- SNB maintains the status-quo in March.
- USD/CHF falls from three-week highs of 0.9756.
At its March quarter monetary policy assessment held this Thursday, the Swiss National Bank (SNB) board members decided to leave the monetary policy settings unchanged.
The SNB left the benchmark sight deposit rate unchanged at -0.75%.
The central bank maintained the 3-Month Libor Target Range steady between -1.25% to -0.25%, as widely expected.
On the expected rates on-hold decision by the SNB, the Swiss franc extended the recovery from a three-week high vs. the greenback, with USD/CHF testing the 0.9700 support area.
Summary of the statement
Swiss financial system has sufficient liquidity.
To intervene more strongly in the FX market to stabilise the situation.
Swiss franc is even more highly valued.
Will take additional steps to ensure liquidity as necessary.

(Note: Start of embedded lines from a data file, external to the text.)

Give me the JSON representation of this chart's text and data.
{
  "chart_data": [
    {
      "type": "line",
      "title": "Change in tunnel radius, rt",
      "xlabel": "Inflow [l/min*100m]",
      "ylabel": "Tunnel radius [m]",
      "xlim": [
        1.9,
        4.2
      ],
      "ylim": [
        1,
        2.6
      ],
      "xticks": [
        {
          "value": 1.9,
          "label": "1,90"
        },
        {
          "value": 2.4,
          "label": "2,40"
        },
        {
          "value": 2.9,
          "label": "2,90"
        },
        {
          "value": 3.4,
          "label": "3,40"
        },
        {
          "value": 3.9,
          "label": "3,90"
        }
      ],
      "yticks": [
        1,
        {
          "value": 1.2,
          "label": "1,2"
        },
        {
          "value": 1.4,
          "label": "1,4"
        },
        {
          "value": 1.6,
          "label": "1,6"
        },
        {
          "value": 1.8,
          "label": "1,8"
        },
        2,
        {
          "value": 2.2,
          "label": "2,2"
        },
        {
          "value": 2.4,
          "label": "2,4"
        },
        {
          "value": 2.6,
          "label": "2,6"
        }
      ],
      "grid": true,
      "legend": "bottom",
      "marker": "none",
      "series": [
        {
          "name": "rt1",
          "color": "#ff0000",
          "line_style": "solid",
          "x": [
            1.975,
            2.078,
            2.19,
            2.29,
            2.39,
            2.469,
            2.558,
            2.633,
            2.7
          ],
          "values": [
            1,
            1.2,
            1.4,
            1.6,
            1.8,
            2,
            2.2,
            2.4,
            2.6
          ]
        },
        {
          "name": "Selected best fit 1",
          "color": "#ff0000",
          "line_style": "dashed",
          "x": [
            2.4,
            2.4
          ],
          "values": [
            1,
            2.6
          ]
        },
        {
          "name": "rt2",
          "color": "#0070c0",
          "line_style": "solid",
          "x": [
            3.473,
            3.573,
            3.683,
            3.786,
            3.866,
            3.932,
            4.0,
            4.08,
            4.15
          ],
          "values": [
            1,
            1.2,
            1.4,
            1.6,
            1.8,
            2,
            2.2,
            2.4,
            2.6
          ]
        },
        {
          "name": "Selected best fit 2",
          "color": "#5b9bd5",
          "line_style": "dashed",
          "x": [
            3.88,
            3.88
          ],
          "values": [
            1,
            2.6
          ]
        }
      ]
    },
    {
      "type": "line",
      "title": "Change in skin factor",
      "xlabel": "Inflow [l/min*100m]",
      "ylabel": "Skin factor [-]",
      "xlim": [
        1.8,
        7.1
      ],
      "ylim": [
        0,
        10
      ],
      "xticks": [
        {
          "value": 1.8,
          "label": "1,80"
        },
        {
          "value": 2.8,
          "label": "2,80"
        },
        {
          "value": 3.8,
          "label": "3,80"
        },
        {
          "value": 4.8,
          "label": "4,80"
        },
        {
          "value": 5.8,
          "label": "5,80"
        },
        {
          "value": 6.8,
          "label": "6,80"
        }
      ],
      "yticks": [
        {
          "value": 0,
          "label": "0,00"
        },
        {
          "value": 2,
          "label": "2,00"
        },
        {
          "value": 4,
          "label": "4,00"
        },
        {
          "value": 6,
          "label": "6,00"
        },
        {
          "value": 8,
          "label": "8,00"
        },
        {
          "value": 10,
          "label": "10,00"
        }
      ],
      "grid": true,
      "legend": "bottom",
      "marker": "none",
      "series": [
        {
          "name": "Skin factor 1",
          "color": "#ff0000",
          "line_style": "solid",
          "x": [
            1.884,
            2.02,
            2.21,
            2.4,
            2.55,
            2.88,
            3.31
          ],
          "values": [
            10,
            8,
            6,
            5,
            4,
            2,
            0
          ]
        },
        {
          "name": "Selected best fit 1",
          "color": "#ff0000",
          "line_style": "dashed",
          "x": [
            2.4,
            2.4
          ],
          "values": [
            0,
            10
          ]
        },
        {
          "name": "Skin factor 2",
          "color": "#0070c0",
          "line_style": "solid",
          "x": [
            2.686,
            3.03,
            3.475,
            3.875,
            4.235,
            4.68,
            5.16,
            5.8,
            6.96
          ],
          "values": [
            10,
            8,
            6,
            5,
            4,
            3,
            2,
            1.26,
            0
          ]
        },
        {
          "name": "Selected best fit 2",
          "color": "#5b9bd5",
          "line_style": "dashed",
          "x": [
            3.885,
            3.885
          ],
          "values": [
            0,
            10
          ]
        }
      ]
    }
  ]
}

Examining whether or not to relax the countercyclical buffer.
Coronavirus is posing exceptionally large challenges for Switzerland, both socially and economically.
Uncertainty has risen considerably worldwide, and the outlook both for the global economy and for Switzerland has worsened markedly.
Chairman Jordan to hold news conference.
New conditional inflation forecast is lower than in December.
Pronounced economic declines are to be expected in the first half of 2020.
Speed with which the global economy subsequently recovers will hinge on the combined impact of healthcare, fiscal and monetary policy measures.
About SNB Rate Decision
The Swiss National Bank conducts the country’s monetary policy as an independent central bank. It is obliged by the Constitution and by statute to act in accordance with the interests of the country as a whole. Its primary goal is to ensure price stability, while taking due account of economic developments. In so doing, it creates an appropriate environment for economic growth.